La guerra informatica sembra oggi più che mai raggiungere frontiere inesplorate. Le minacce hacker si fanno sempre più insidiose e difficili da scoprire e potrebbero, nel caso in cui non venissero disinnescate, costare milioni di euro alle industrie italiane. Il caso Fincantieri ne è un chiaro esempio: il malware Marty McFly è riuscito a portare scompiglio all’interno di uno dei più importanti gruppi cantieristici del mondo.
A ottobre 2018 l’azienda di sicurezza informatica Yoroi ha scoperto una minaccia davvero singolare, un cyber-attacco temporizzato, ossia pianificato nel 2010 e programmato per attivarsi nel 2018. Un’operazione chirurgica rivolta al Gruppo Fincantieri eseguita attraverso una “normale mail”, ben scritta e molto dettagliata, in cui si chiedevano di quotare pezzi specifici di imbarcazioni, al fine di invogliare l’operatore ad aprire il contenuto che avrebbe attivato il malware.

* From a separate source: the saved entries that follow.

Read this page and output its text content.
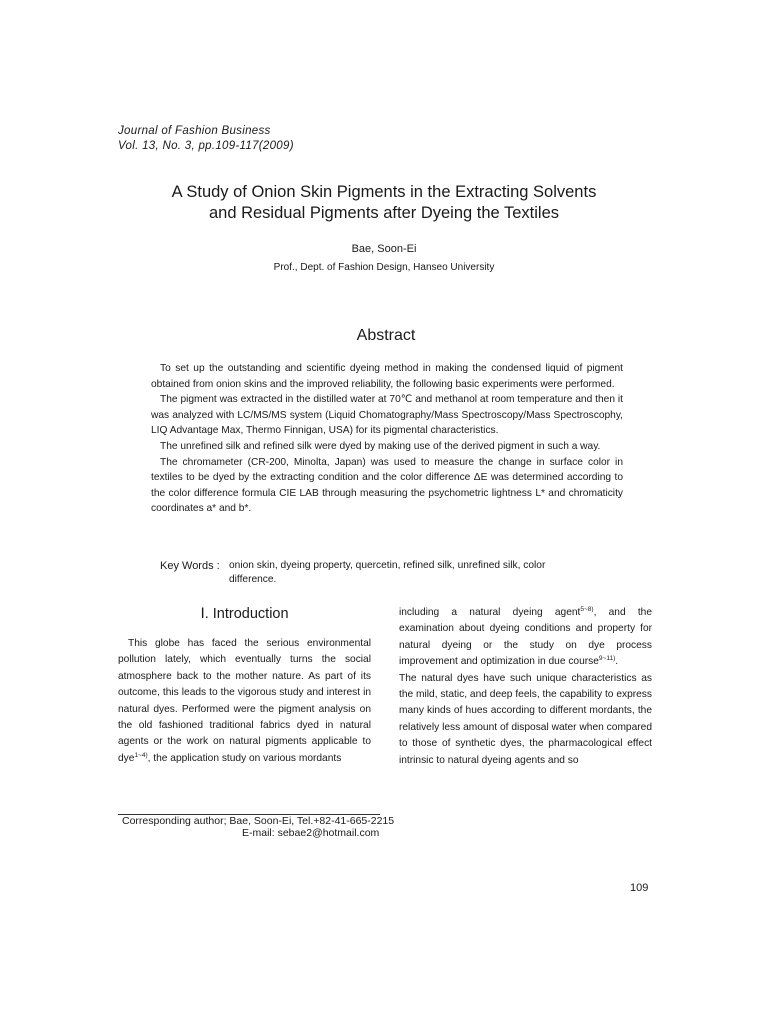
Journal of Fashion Business
Vol. 13, No. 3, pp.109-117(2009)
A Study of Onion Skin Pigments in the Extracting Solvents
and Residual Pigments after Dyeing the Textiles
Bae, Soon-Ei
Prof., Dept. of Fashion Design, Hanseo University
Abstract

To set up the outstanding and scientific dyeing method in making the condensed liquid of pigment obtained from onion skins and the improved reliability, the following basic experiments were performed.

The pigment was extracted in the distilled water at 70℃ and methanol at room temperature and then it was analyzed with LC/MS/MS system (Liquid Chomatography/Mass Spectroscopy/Mass Spectroscophy, LIQ Advantage Max, Thermo Finnigan, USA) for its pigmental characteristics.

The unrefined silk and refined silk were dyed by making use of the derived pigment in such a way.

The chromameter (CR-200, Minolta, Japan) was used to measure the change in surface color in textiles to be dyed by the extracting condition and the color difference ΔE was determined according to the color difference formula CIE LAB through measuring the psychometric lightness L* and chromaticity coordinates a* and b*.

Key Words : onion skin, dyeing property, quercetin, refined silk, unrefined silk, color difference.
Ⅰ. Introduction

This globe has faced the serious environmental pollution lately, which eventually turns the social atmosphere back to the mother nature. As part of its outcome, this leads to the vigorous study and interest in natural dyes. Performed were the pigment analysis on the old fashioned traditional fabrics dyed in natural agents or the work on natural pigments applicable to dye$^{1\sim 4)}$, the application study on various mordants

including a natural dyeing agent$^{5\sim 8)}$, and the examination about dyeing conditions and property for natural dyeing or the study on dye process improvement and optimization in due course$^{9\sim 11)}$.

The natural dyes have such unique characteristics as the mild, static, and deep feels, the capability to express many kinds of hues according to different mordants, the relatively less amount of disposal water when compared to those of synthetic dyes, the pharmacological effect intrinsic to natural dyeing agents and so

Corresponding author; Bae, Soon-Ei, Tel.+82-41-665-2215
E-mail: sebae2@hotmail.com
109
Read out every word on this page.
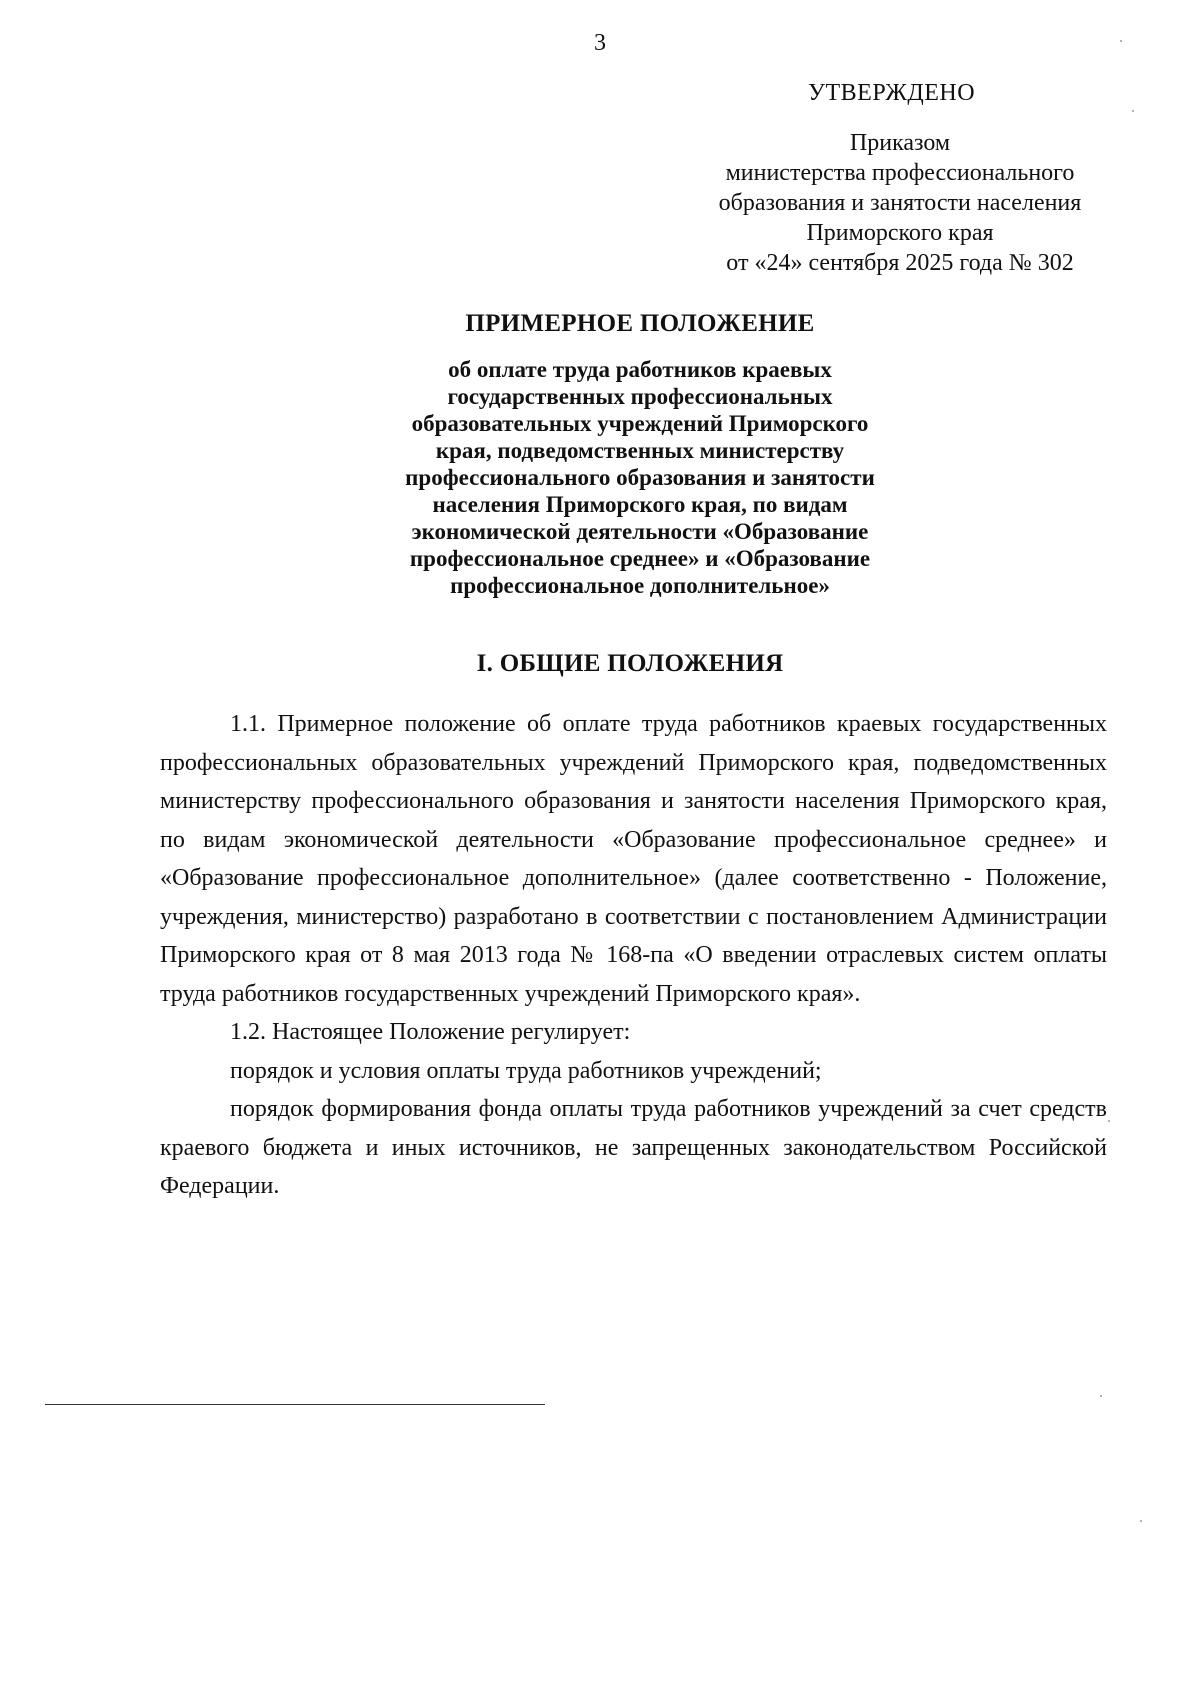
3
УТВЕРЖДЕНО
Приказом
министерства профессионального
образования и занятости населения
Приморского края
от «24» сентября 2025 года № 302
ПРИМЕРНОЕ ПОЛОЖЕНИЕ
об оплате труда работников краевых
государственных профессиональных
образовательных учреждений Приморского
края, подведомственных министерству
профессионального образования и занятости
населения Приморского края, по видам
экономической деятельности «Образование
профессиональное среднее» и «Образование
профессиональное дополнительное»
I. ОБЩИЕ ПОЛОЖЕНИЯ

1.1. Примерное положение об оплате труда работников краевых государственных профессиональных образовательных учреждений Приморского края, подведомственных министерству профессионального образования и занятости населения Приморского края, по видам экономической деятельности «Образование профессиональное среднее» и «Образование профессиональное дополнительное» (далее соответственно - Положение, учреждения, министерство) разработано в соответствии с постановлением Администрации Приморского края от 8 мая 2013 года № 168-па «О введении отраслевых систем оплаты труда работников государственных учреждений Приморского края».

1.2. Настоящее Положение регулирует:

порядок и условия оплаты труда работников учреждений;

порядок формирования фонда оплаты труда работников учреждений за счет средств краевого бюджета и иных источников, не запрещенных законодательством Российской Федерации.
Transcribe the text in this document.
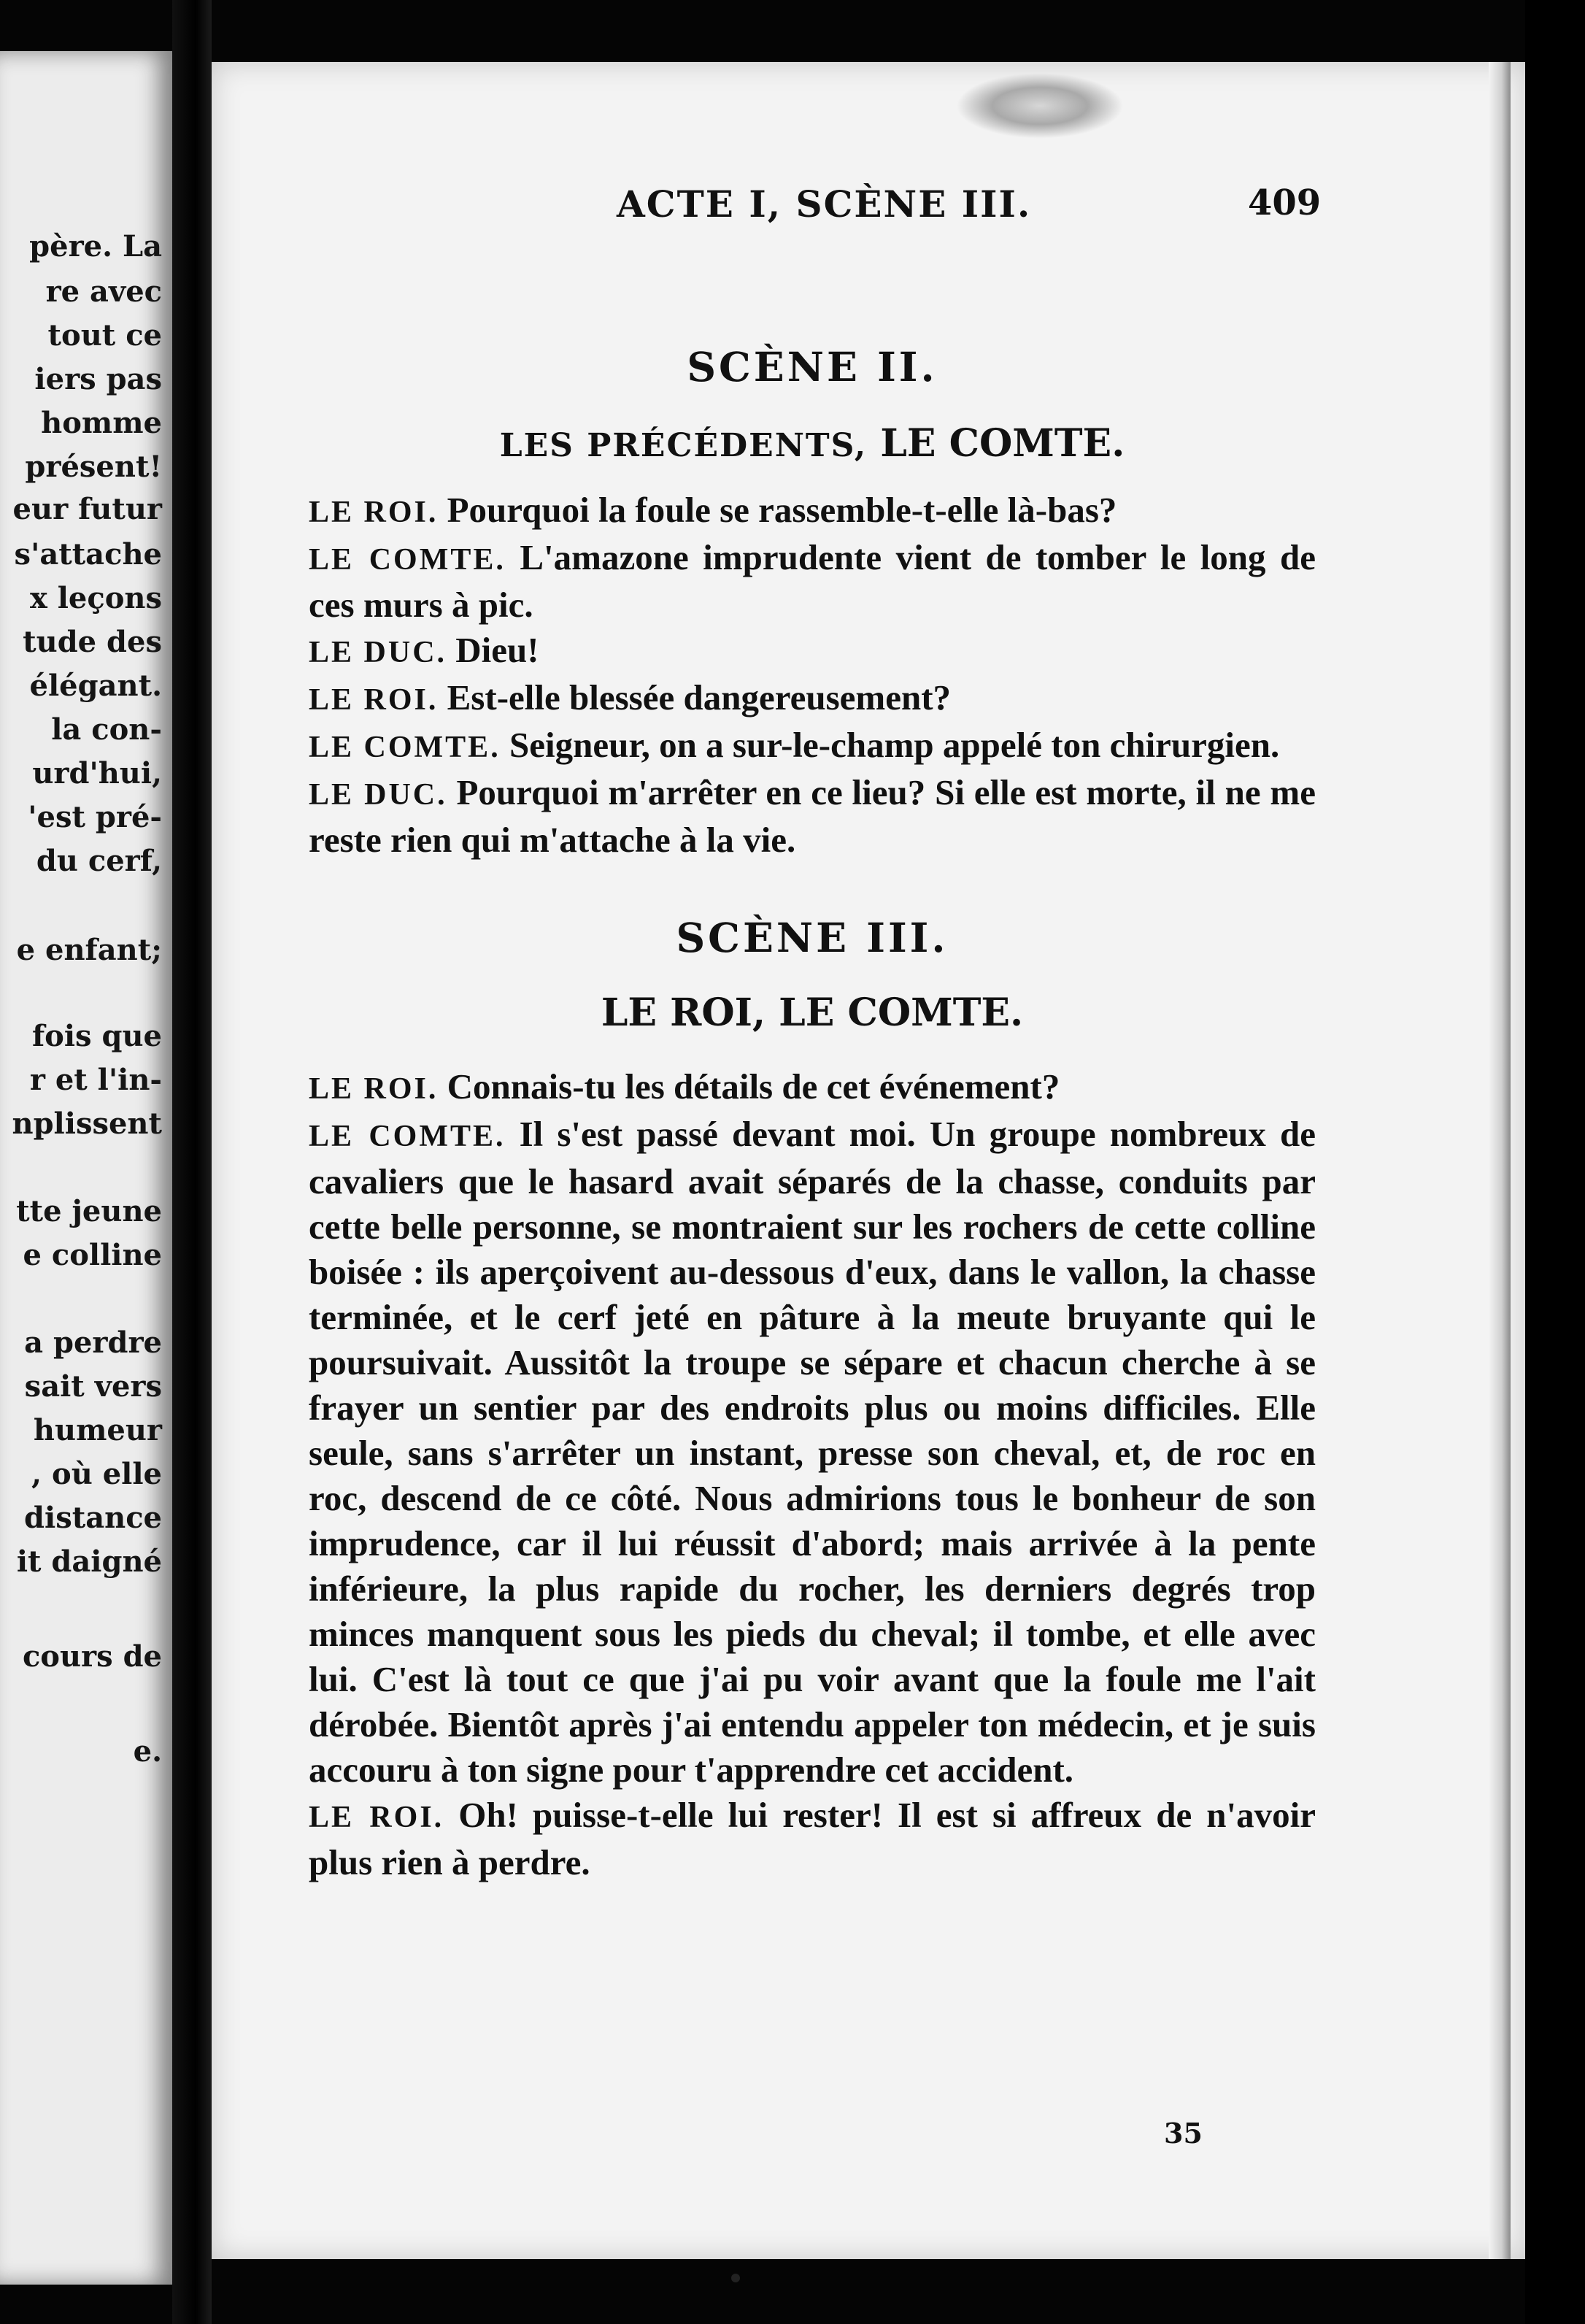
père. La
re avec
tout ce
iers pas
homme
présent!
eur futur
s'attache
x leçons
tude des
élégant.
la con-
urd'hui,
'est pré-
du cerf,
e enfant;
fois que
r et l'in-
nplissent
tte jeune
e colline
a perdre
sait vers
humeur
, où elle
distance
it daigné
cours de
e.
ACTE I, SCÈNE III.	409

SCÈNE II.

LES PRÉCÉDENTS, LE COMTE.

LE ROI. Pourquoi la foule se rassemble-t-elle là-bas?

LE COMTE. L'amazone imprudente vient de tomber le long de ces murs à pic.

LE DUC. Dieu!

LE ROI. Est-elle blessée dangereusement?

LE COMTE. Seigneur, on a sur-le-champ appelé ton chirurgien.

LE DUC. Pourquoi m'arrêter en ce lieu? Si elle est morte, il ne me reste rien qui m'attache à la vie.

SCÈNE III.

LE ROI, LE COMTE.

LE ROI. Connais-tu les détails de cet événement?

LE COMTE. Il s'est passé devant moi. Un groupe nombreux de cavaliers que le hasard avait séparés de la chasse, conduits par cette belle personne, se montraient sur les rochers de cette colline boisée : ils aperçoivent au-dessous d'eux, dans le vallon, la chasse terminée, et le cerf jeté en pâture à la meute bruyante qui le poursuivait. Aussitôt la troupe se sépare et chacun cherche à se frayer un sentier par des endroits plus ou moins difficiles. Elle seule, sans s'arrêter un instant, presse son cheval, et, de roc en roc, descend de ce côté. Nous admirions tous le bonheur de son imprudence, car il lui réussit d'abord; mais arrivée à la pente inférieure, la plus rapide du rocher, les derniers degrés trop minces manquent sous les pieds du cheval; il tombe, et elle avec lui. C'est là tout ce que j'ai pu voir avant que la foule me l'ait dérobée. Bientôt après j'ai entendu appeler ton médecin, et je suis accouru à ton signe pour t'apprendre cet accident.

LE ROI. Oh! puisse-t-elle lui rester! Il est si affreux de n'avoir plus rien à perdre.

35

Di solito, questi tipi di attacchi, per rendere il tentativo di phishing il più credibile possibile, adottano alcune importanti strategie. Ottengono una lista di abituali fornitori della vittima, con lo scopo di rubarne l’identità e sfruttare il proprio nome. Anche il dominio solitamente, è reso il più simile possibile all’originale, come è successo ad esempio in un caso analizzato dalla CyberForce dove “anchors-chain.com” è stato utilizzato al posto di “anchor-chain.com” per sfruttare al meglio la notorietà del produttore asiatico.
Altri tratti comuni di queste intrusioni informatiche è l’utilizzo di un linguaggio settoriale ben specifico, venendo citati più volte vocaboli di uso comune all’interno delle aziende attaccate. Una minaccia in questo caso sventata, ma da non prendere sottogamba. Il malware è stato in grado di dormire per anni viaggiando nel tempo, per poi attivarsi nel momento più opportuno con l’intento di prendere possesso di tutte le informazioni sensibili riguardanti il gruppo.
Altri attacchi simili sono stati registrati in India, Medio Oriente, Germania, Olanda e Brasile, ma la domanda sorge spontanea: l’Italia è in grado di gestire tali minacce future? Qual è il livello di sicurezza informatica nelle nostre aziende? Se prendiamo i dati relativi all’indagine di Banca Italia, le imprese del territorio spendono mediamente 4.500 euro all’anno per far fronte a questa cyber guerra, investimenti decisamente troppo bassi per pensare di arginare il problema. Per competere con gruppi organizzati sempre più all’avanguardia o addirittura veri e propri enti di spionaggio serve ben altro.
La multinazionale Fincantieri è sempre stata al passo nel settore dell’innovazione, per questo nell’ultimo periodo ha deciso di rafforzare le proprie competenze in ambito di cyber security, automazione, simulazione, training e tecnologie per la conduzione autonoma. La partnership tra la startup di sicurezza informatica italiana Yoroi e Security Operation Center (Soc) di Fincantieri è avvenuta proprio dopo il caso Marty McFly, riconoscendo che le minacce future potrebbero avere una portata molto più ampia.
In sintesi possiamo dire che l’accesso orizzontale dell’informazione ha permesso una gran diffusione di competenze e tecniche prima conosciute solo a esperti del settore. Le potenzialità di crescita che si hanno oggi con il fenomeno web e social sono molto più grandi rispetto agli anni passati e questo vale per ogni settore. Ciò comporta, nel caso di sicurezza informatica, anche un rischio maggiore, perché oltre a gruppi di professionisti, sono tanti ormai gli “amatori” che un po’ per gioco o semplicemente per fare pratica possono mettere a repentaglio i nostri sistemi di sicurezza.
Non è necessario dunque essere colossi industriali per essere attaccati, anche le più piccole realtà hanno dati sensibili e informazioni da salvaguardare. Per questo è importante stare al passo con i tempi e investire con decisione nel settore di sicurezza informatica prima che sia troppo tardi.